71 Stützpunkte: Neue Pflege-Struktur startet im Burgenland
Mit 1. April beginnt im Burgenland die organisatorische Umstellung der Pflegeversorgung auf das neue Pflegestützpunkt-System. Pro Region soll künftig ein Träger für die gesamte mobile Pflege und Betreuung zuständig sein.
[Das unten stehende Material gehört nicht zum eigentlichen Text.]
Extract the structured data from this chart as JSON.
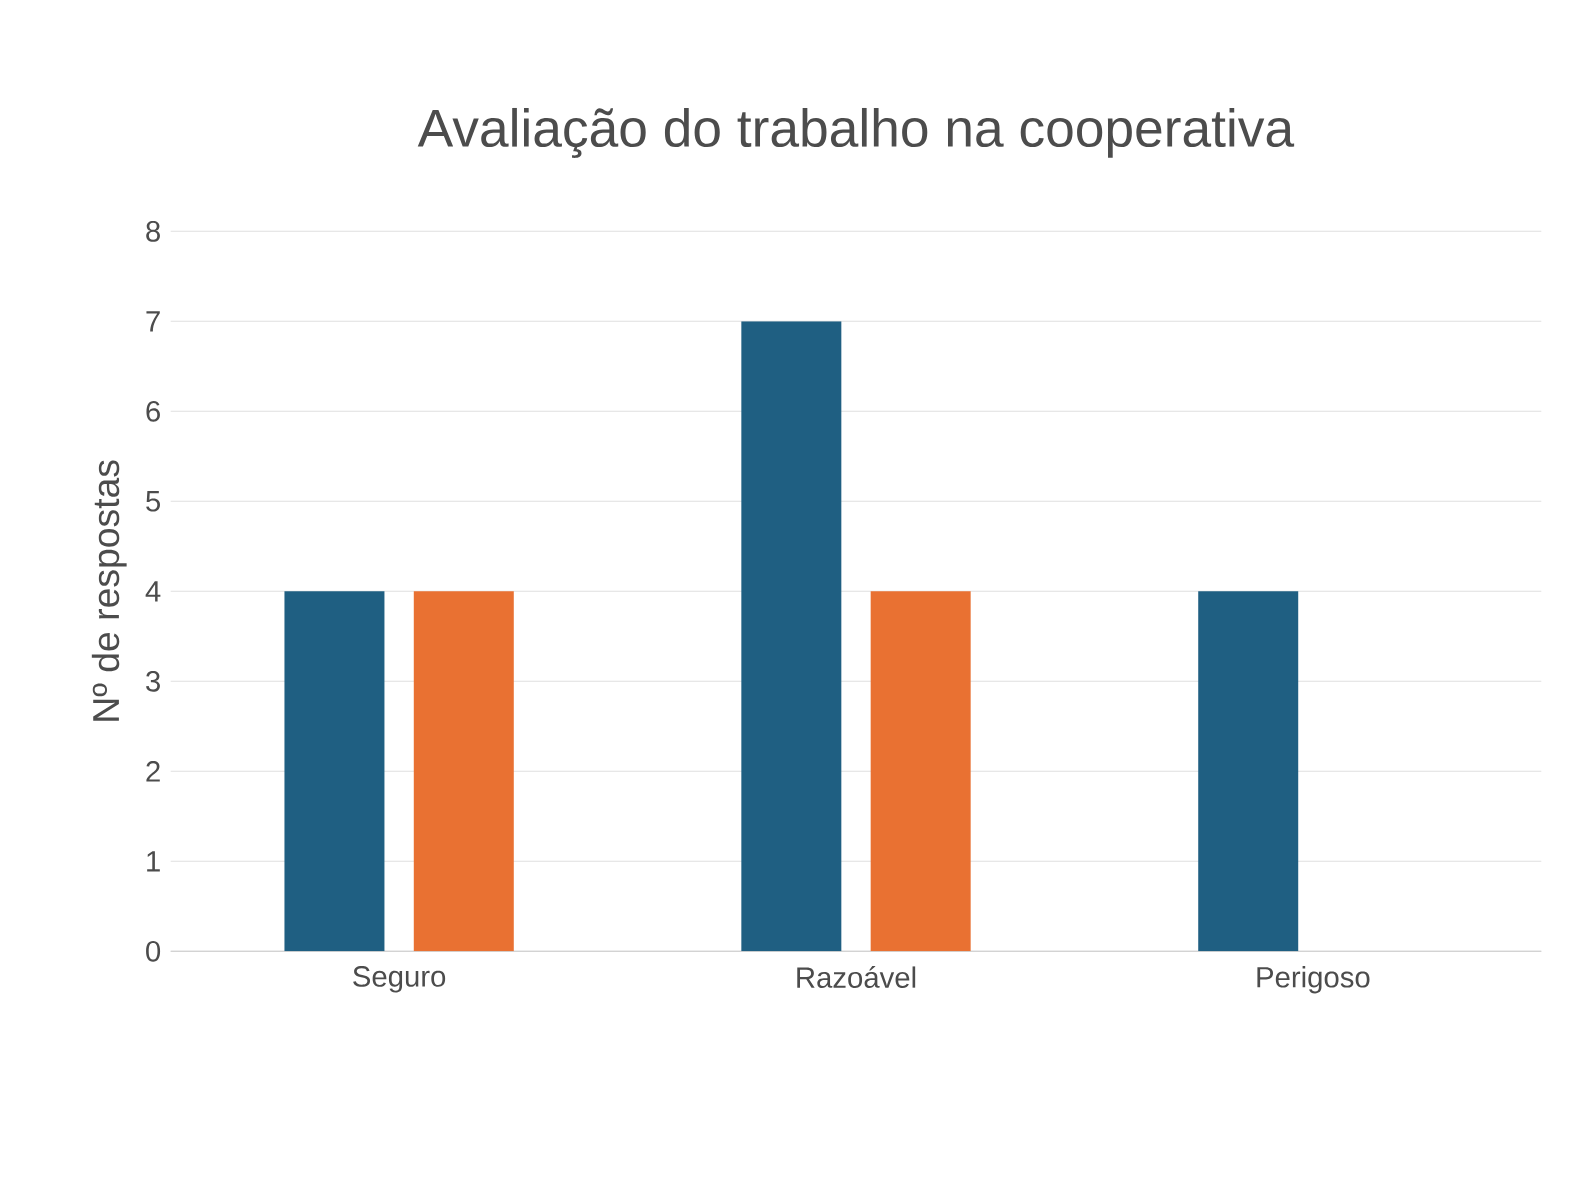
{
  "chart_data": {
    "type": "bar",
    "title": "Avaliação do trabalho na cooperativa",
    "ylabel": "Nº de respostas",
    "categories": [
      "Seguro",
      "Razoável",
      "Perigoso"
    ],
    "series": [
      {
        "color": "#1f5f82",
        "values": [
          4,
          7,
          4
        ]
      },
      {
        "color": "#e97132",
        "values": [
          4,
          4,
          0
        ]
      }
    ],
    "ylim": [
      0,
      8
    ],
    "yticks": [
      0,
      1,
      2,
      3,
      4,
      5,
      6,
      7,
      8
    ],
    "grid": "y"
  }
}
Im Rahmen eines Pressetermins besichtigten Landeshauptmann Hans Peter Doskozil und Soziallandesrat Leonhard Schneemann (beide SPÖ) den neuen Pflegestützpunkt in Müllendorf (Bezirk Eisenstadt-Umgebung). Gezeigt wurden unter anderem der Aktivraum und der sogenannte „Dorfplatz“.
Doskozil erklärte, Ziel sei es gewesen, „Pflegepolitik vom freien Markt zurück in die öffentliche Verantwortung zu holen“. Das Burgenland setze mit dem Pflegestützpunkt-System einen neuen Standard. Insgesamt sollen 71 Pflegestützpunkte ein flächendeckendes, gemeindenahes und leistbares Pflegenetz bilden, das langfristige Versorgungssicherheit bieten soll.
Mehrere Inbetriebnahmen in den kommenden Wochen
In den nächsten Wochen sollen mehrere Hauptpflegestützpunkte ihren Betrieb aufnehmen. Dazu zählen Müllendorf, Minihof-Liebau, Kobersdorf, Deutsch-Jahrndorf, Grafenschachen und Unterkohlstätten. Die Standorte Schattendorf und Stinatz sind bereits in Betrieb.
2026 werden laut Land Burgenland insgesamt 13 neue Pflegestützpunkte eröffnet - und zwar in folgenden Ortschaften:
- Kobersdorf
- Minihof-Liebau
- Unterkohlstätten
- Grafenschachen
- Deutsch Jahrndorf
- Müllendorf
- Gols
- Trausdorf
- Königsdorf
- Gerersdorf-Sulz / Rehgraben
- Mannersdorf an der Rabnitz
- Frauenkirchen
- Heiligenkreuz im Lafnitztal
In anderen Regionen erfolgt zunächst die Umstellung im Bereich der mobilen Pflege und Betreuung. Danach beginnt eine Interimsphase, bis der jeweilige Hauptpflegestützpunkt fertiggestellt ist.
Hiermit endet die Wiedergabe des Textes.